Из министерства его убрали. Предлагали работу в Свердловске, Туле, еще где-то, но уезжать из Москвы он не захотел. Персональную пенсию не дали – только общегражданскую. Тоже, конечно, обидно…
6.
Обвиняемого полагалось ознакомить с Обвинительным заключением и занести в протокол его возражения. В соблюдении формальностей старлей Хват, как мы знаем, был аккуратен.
«Обвиняемый Вавилов Н.И. <…> свои показания, данные на следствии, подтверждает и заявляет, что с Бухариным, кроме поездки совместной в Англию в 1931 году на конгресс по истории науки и техники, никаких политических связей и даже встреч не имел. Также неверны в этой части показания Тулайкова. Отрицаю показания Авдулова Н.П. и Савича [В.М.] о моей шпионской работе.

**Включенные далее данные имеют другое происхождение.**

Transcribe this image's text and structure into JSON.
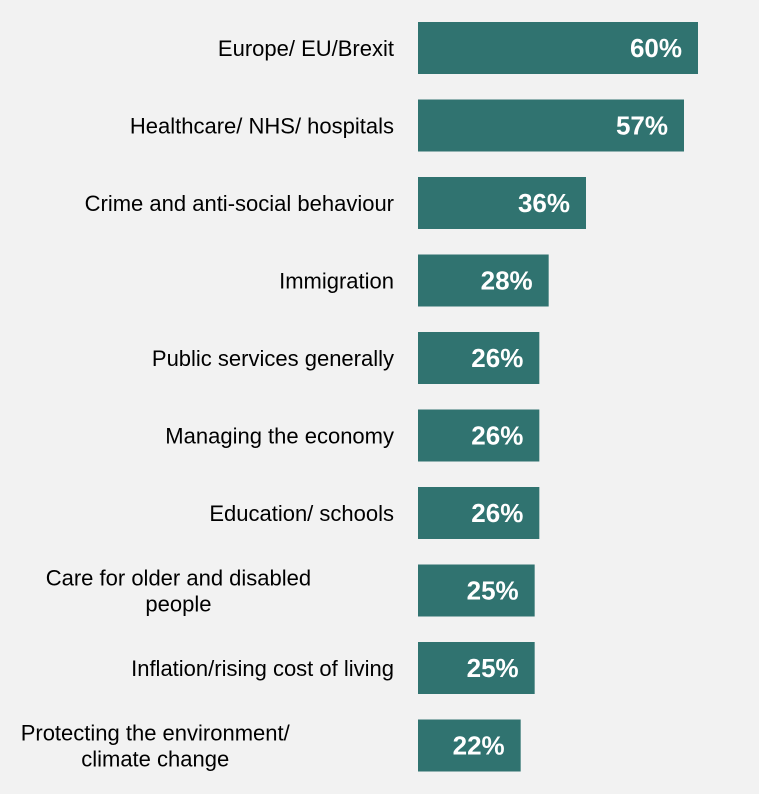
{
  "chart_data": {
    "type": "bar",
    "orientation": "horizontal",
    "categories": [
      [
        "Europe/ EU/Brexit"
      ],
      [
        "Healthcare/ NHS/ hospitals"
      ],
      [
        "Crime and anti-social behaviour"
      ],
      [
        "Immigration"
      ],
      [
        "Public services generally"
      ],
      [
        "Managing the economy"
      ],
      [
        "Education/ schools"
      ],
      [
        "Care for older and disabled",
        "people"
      ],
      [
        "Inflation/rising cost of living"
      ],
      [
        "Protecting the environment/",
        "climate change"
      ]
    ],
    "values": [
      60,
      57,
      36,
      28,
      26,
      26,
      26,
      25,
      25,
      22
    ],
    "value_labels": [
      "60%",
      "57%",
      "36%",
      "28%",
      "26%",
      "26%",
      "26%",
      "25%",
      "25%",
      "22%"
    ],
    "unit": "%",
    "title": "",
    "xlabel": "",
    "ylabel": "",
    "xlim": [
      0,
      100
    ],
    "grid": false,
    "bar_color": "#307370",
    "background_color": "#f2f2f2",
    "label_color": "#ffffff"
  }
}
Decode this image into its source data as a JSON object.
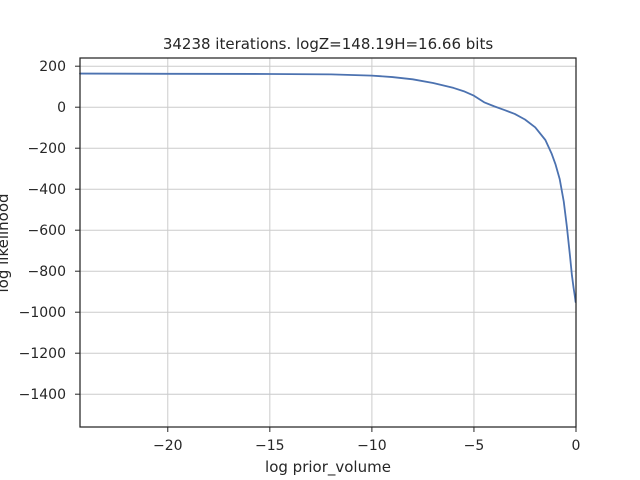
{
  "chart_data": {
    "type": "line",
    "title": "34238 iterations. logZ=148.19H=16.66 bits",
    "xlabel": "log prior_volume",
    "ylabel": "log likelihood",
    "xlim": [
      -24.3,
      0
    ],
    "ylim": [
      -1560,
      240
    ],
    "grid": true,
    "xticks": [
      -20,
      -15,
      -10,
      -5,
      0
    ],
    "xtick_labels": [
      "−20",
      "−15",
      "−10",
      "−5",
      "0"
    ],
    "yticks": [
      200,
      0,
      -200,
      -400,
      -600,
      -800,
      -1000,
      -1200,
      -1400
    ],
    "ytick_labels": [
      "200",
      "0",
      "−200",
      "−400",
      "−600",
      "−800",
      "−1000",
      "−1200",
      "−1400"
    ],
    "series": [
      {
        "color": "#4c72b0",
        "x": [
          -24.3,
          -20,
          -15,
          -12,
          -10,
          -9,
          -8,
          -7,
          -6,
          -5.5,
          -5,
          -4.5,
          -4,
          -3.5,
          -3,
          -2.5,
          -2,
          -1.5,
          -1.2,
          -1,
          -0.8,
          -0.6,
          -0.45,
          -0.3,
          -0.2,
          -0.12,
          -0.06,
          -0.02
        ],
        "y": [
          164,
          163,
          162,
          160,
          154,
          147,
          136,
          118,
          94,
          78,
          56,
          24,
          4,
          -14,
          -33,
          -60,
          -98,
          -160,
          -225,
          -280,
          -350,
          -460,
          -580,
          -720,
          -820,
          -880,
          -920,
          -950
        ]
      }
    ]
  }
}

Кузнецова И.В. и Ушакову [А.П.], показавших о моей шпионской работе, – я совершенно не знаю»
[851].
Закрытое заседание Военной коллегии Верховного суда состоялось 9 июля 1941 года – «без участия обвинения и защиты и без вызова свидетелей».
А как научная экспертиза?
Она к суду не поспела.
Тем лучше: быстрее можно провернуть дело!